Indonésie

Fermeture de la base de Meulaboh
le 16 juillet 2007
Aurélien Beyeklian, chef de la sous-délégation de Meulaboh, en Indonésie, a fermé la porte à clé de la mission, fin juin. Le désengagement de la Croix-Rouge française s’est fait progressivement au cours des six derniers mois. Aujourd’hui, la ville a retrouvé son dynamisme d’avant le tsunami. Les embouteillages, le grouillement des commerçants, attestent de ce retour à la vie. Entretien.

Quand la Croix-Rouge française m’a envoyé à Meulaboh il y a un an, c’était avec l’objectif de mener les programmes à leur terme, jusqu’à la fermeture de la base. Nous avons tout de suite diminué la présence du personnel expatrié, envoyé sur d’autres bases, pour le remplacer par du personnel national. Seul un expatrié, le chef de projet eau et assainissement, et un coordinateur de base, sont restés sur place.

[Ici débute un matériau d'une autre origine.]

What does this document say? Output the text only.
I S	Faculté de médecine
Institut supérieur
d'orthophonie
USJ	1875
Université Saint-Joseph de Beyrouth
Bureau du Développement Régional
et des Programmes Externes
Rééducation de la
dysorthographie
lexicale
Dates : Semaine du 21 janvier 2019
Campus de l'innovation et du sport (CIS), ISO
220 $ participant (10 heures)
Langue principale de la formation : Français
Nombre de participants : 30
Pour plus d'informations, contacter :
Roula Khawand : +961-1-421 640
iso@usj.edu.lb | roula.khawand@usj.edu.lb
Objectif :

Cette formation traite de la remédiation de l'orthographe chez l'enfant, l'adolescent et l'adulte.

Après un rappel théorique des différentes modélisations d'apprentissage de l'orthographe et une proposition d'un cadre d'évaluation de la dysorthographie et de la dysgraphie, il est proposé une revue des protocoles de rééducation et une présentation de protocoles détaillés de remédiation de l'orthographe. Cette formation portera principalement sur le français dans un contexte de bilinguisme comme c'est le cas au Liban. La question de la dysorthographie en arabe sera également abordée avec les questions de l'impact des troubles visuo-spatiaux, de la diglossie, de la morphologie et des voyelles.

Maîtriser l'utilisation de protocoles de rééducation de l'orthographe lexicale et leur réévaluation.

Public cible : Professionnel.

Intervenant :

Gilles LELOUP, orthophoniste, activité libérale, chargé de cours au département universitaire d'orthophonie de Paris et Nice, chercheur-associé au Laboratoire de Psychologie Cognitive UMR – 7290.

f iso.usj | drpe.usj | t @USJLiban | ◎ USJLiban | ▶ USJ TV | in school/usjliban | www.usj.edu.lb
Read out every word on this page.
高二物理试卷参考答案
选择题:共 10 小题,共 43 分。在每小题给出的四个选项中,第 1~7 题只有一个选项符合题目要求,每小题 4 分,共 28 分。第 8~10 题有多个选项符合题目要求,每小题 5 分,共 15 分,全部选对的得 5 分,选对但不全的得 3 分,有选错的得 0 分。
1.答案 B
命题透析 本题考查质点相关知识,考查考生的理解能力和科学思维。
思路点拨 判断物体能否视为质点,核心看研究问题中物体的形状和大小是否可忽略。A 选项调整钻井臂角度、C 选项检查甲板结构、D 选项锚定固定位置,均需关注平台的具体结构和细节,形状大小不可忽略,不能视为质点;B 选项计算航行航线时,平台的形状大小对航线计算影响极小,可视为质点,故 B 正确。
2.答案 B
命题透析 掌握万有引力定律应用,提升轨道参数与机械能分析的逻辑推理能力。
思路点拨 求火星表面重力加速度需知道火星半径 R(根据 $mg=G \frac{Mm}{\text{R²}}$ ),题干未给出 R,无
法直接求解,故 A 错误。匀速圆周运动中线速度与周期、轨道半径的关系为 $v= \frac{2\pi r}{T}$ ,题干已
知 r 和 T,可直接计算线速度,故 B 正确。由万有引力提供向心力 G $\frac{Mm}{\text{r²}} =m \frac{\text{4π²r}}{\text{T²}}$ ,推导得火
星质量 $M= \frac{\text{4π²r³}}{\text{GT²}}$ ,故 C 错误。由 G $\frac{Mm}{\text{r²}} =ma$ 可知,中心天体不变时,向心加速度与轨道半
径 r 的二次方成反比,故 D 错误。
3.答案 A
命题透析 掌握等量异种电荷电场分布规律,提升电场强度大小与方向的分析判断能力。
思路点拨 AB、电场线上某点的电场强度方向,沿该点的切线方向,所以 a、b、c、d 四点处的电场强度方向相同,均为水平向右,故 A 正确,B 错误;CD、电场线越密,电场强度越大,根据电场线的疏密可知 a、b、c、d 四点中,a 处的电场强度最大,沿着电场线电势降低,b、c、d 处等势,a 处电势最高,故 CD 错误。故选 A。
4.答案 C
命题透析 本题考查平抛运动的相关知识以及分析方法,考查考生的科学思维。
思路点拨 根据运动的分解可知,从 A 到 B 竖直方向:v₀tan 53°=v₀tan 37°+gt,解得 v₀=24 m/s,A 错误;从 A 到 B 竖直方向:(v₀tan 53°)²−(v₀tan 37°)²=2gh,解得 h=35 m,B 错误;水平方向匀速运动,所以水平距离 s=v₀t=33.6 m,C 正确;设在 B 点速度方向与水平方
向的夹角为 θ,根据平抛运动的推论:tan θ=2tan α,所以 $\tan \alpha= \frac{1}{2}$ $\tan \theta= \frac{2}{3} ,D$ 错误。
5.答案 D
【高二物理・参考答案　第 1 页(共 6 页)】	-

Un quartier totalement réhabilité - 12.8 ko

Un quartier totalement réhabilité
©/CRF

La réduction des effectifs a commencé à partir de novembre 2006. Réduire les effectifs est une entreprise toujours un peu délicate car il faut procéder en fonction de la diminution de l’activité des programmes, sans en entraver le bon déroulement par des réductions trop rapides ou mal pensées. Cela demande beaucoup d’anticipation. En collaboration avec la direction des relations et des opérations internationales de la Croix-Rouge française et le chef de mission, nous avons rédigé un plan de désengagement prenant en compte tous les aspects de la fermeture de la base de Meulaboh (ressources humaines et logistiques, programmes), explique Aurélien. La rédaction de ce plan m’a permis de faire le bilan sur ce qui a avait été accompli et ce qui restait à faire et de mettre noir sur blanc les étapes à respecter. Fermer une base ne se fait pas du jour au lendemain.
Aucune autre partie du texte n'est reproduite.